The Stroppies keep things short and sweet with a collection of songs largely taken from their self-titled debut album. The dual male/female vocals give the band an interesting dynamic with their catchy indie-pop offerings easy on the ear. Angus Lord is manic out front, thrusting his guitar and playing keys like a madman as the rest of the band go about their business.

The folk-rock Dangerous begins Jess Locke's enterprising performance as the Melbourne lass kicks off her Australian tour in her home city. Floating somewhere between the indie-folk of Angel Olsen and the alternative soundscapes of Cat Power, Locke is an undeniable talent. She writes emotionally fuelled tunes pulling at the heartstrings, expressing her thoughts and feelings about the modern world through her reflective vocals. Paper Planes is a melodic foot tapper and Border Security creeps up with a subtle guitar lick and driving percussion before interweaving Locke's hypnotic vocals into the fray.

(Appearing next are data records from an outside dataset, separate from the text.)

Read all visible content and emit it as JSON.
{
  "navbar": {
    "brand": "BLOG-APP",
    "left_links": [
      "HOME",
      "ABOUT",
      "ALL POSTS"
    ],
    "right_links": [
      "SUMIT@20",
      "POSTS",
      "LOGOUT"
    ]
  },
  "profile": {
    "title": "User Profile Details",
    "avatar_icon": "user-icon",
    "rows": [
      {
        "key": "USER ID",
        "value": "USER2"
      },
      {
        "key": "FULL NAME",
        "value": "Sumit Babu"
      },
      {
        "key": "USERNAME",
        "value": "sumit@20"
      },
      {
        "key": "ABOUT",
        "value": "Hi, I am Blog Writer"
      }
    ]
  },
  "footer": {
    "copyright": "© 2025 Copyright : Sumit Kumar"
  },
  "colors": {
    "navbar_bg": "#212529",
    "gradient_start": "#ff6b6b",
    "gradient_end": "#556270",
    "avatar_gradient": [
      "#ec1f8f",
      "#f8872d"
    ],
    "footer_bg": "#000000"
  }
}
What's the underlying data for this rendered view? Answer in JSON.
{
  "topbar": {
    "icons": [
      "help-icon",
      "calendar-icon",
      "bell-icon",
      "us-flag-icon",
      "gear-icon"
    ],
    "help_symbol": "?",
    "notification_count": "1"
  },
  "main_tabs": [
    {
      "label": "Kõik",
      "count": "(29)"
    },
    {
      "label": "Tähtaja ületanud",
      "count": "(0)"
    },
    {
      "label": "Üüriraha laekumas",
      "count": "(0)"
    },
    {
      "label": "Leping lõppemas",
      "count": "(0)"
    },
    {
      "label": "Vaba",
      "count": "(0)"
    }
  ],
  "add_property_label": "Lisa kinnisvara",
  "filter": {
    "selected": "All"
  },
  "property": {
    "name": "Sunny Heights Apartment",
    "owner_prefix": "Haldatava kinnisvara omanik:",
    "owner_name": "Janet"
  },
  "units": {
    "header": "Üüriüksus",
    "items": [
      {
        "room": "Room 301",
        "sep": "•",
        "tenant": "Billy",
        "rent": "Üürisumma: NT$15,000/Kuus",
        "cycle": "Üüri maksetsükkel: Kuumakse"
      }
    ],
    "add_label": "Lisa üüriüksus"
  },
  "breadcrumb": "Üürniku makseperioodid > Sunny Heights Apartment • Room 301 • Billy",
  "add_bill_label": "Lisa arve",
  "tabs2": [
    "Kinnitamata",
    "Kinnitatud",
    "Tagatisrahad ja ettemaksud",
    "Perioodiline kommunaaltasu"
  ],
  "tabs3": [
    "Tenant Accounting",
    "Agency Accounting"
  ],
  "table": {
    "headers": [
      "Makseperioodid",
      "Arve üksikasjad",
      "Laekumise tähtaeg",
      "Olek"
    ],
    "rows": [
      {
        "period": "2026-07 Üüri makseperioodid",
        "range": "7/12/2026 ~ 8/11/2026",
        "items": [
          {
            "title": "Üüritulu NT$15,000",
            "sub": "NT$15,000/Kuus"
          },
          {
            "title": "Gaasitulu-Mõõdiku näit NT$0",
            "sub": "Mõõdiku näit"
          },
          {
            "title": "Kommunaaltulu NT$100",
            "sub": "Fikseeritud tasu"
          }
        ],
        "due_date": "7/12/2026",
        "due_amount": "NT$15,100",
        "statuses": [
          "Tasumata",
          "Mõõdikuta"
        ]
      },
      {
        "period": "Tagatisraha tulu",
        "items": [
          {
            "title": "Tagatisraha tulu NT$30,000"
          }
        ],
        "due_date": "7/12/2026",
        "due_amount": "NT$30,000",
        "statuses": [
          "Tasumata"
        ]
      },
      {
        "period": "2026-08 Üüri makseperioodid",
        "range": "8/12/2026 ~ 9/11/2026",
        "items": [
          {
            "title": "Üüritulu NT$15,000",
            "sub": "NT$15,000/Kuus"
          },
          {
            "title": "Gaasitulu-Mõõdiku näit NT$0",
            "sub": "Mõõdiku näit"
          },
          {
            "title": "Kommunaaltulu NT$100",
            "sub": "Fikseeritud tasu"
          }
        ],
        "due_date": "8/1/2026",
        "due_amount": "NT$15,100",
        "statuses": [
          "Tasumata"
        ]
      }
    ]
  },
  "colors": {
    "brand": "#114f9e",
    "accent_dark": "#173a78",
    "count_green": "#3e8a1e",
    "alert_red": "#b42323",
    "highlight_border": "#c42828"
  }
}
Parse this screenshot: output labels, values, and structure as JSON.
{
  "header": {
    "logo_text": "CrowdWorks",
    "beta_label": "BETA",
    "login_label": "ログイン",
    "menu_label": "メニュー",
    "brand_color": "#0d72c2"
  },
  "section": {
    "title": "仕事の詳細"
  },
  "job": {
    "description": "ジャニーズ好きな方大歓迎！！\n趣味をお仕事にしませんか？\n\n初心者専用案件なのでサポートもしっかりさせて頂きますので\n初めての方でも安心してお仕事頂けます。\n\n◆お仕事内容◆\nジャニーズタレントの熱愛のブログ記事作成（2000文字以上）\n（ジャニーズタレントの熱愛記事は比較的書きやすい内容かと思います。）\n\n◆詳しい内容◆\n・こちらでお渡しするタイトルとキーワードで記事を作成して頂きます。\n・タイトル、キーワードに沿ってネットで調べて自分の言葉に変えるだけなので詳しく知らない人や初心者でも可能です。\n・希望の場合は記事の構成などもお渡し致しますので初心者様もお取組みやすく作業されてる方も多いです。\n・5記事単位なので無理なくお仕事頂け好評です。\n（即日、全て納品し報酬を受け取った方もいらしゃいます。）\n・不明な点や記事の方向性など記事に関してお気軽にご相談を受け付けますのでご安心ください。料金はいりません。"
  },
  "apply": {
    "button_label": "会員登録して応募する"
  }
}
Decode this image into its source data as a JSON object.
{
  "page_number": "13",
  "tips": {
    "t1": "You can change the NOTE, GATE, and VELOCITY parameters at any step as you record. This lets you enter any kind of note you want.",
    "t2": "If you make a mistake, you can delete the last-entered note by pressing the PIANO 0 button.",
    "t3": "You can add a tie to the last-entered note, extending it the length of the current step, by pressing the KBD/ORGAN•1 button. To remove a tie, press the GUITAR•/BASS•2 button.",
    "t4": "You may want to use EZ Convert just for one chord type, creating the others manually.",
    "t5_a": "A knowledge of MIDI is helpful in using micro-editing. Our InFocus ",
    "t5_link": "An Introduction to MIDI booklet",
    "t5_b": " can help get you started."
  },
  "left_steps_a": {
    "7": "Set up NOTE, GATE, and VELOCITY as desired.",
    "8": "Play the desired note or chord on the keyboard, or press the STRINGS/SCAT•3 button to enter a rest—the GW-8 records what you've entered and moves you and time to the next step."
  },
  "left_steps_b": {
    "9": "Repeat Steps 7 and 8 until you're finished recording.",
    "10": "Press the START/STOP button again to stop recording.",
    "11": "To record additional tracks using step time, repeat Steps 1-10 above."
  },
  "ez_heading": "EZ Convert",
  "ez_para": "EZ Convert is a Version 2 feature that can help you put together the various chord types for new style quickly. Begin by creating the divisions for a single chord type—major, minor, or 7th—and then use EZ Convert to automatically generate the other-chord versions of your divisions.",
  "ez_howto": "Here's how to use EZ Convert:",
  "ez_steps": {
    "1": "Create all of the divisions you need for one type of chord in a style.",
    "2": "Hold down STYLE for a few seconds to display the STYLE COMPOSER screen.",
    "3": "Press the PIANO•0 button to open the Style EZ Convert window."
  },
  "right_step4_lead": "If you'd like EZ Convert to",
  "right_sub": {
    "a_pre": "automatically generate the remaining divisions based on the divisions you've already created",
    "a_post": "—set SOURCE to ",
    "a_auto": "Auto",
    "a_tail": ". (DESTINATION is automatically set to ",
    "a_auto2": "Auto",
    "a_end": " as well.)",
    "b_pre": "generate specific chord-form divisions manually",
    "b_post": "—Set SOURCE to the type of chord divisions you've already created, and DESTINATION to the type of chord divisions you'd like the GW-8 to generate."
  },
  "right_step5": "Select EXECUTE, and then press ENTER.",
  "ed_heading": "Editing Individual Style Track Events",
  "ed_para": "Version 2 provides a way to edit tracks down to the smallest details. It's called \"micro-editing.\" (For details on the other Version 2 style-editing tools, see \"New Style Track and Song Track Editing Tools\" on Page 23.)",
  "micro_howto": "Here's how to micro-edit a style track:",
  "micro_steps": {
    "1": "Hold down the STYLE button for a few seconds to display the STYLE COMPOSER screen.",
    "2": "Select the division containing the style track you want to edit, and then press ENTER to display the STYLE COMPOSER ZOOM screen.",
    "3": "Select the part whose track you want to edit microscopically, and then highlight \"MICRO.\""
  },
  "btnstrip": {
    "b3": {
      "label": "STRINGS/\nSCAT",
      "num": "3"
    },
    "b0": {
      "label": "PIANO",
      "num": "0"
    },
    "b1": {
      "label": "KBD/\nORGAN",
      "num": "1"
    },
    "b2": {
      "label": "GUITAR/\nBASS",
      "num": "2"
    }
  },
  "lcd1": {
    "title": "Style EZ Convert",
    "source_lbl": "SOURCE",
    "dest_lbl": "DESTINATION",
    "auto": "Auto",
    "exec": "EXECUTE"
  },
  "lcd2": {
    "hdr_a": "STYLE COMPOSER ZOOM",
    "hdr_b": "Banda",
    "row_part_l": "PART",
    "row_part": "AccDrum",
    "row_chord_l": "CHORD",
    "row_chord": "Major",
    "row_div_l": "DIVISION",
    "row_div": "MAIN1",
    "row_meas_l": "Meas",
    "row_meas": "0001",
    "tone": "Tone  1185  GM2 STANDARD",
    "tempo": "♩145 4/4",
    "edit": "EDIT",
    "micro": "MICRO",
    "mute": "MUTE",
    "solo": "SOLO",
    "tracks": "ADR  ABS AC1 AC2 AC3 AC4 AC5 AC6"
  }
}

Locke introduces her drummer and bassist - who look like twins with their long, flowing locks - and the trio showcase some of her older tracks, including the lo-fi Change The Sheets and the '90s alternative-influenced Radio. Locke begins talking about the radio and the way we consume music digitally these days, before stumbling on her own words, exclaiming, "This is 100% authentic bullshit, here!" She ditches the small talk for more tunes as a group of bros who seem totally out of place with their colourful floral shirts dance at the front of stage. Locke debuts a new song nobody outside of the band has heard. It's a folk-meets-rock number with her super-impressive vocals the highlight. Locke continually thanks the crowd for coming out and supporting her, and the other bands on the line-up, with fan-favourite Drive To Drink receiving a loud and passionate cheer. Soulful guitar rocker Universe signals the end of Locke's set, bringing a close to a wonderful evening of great local music.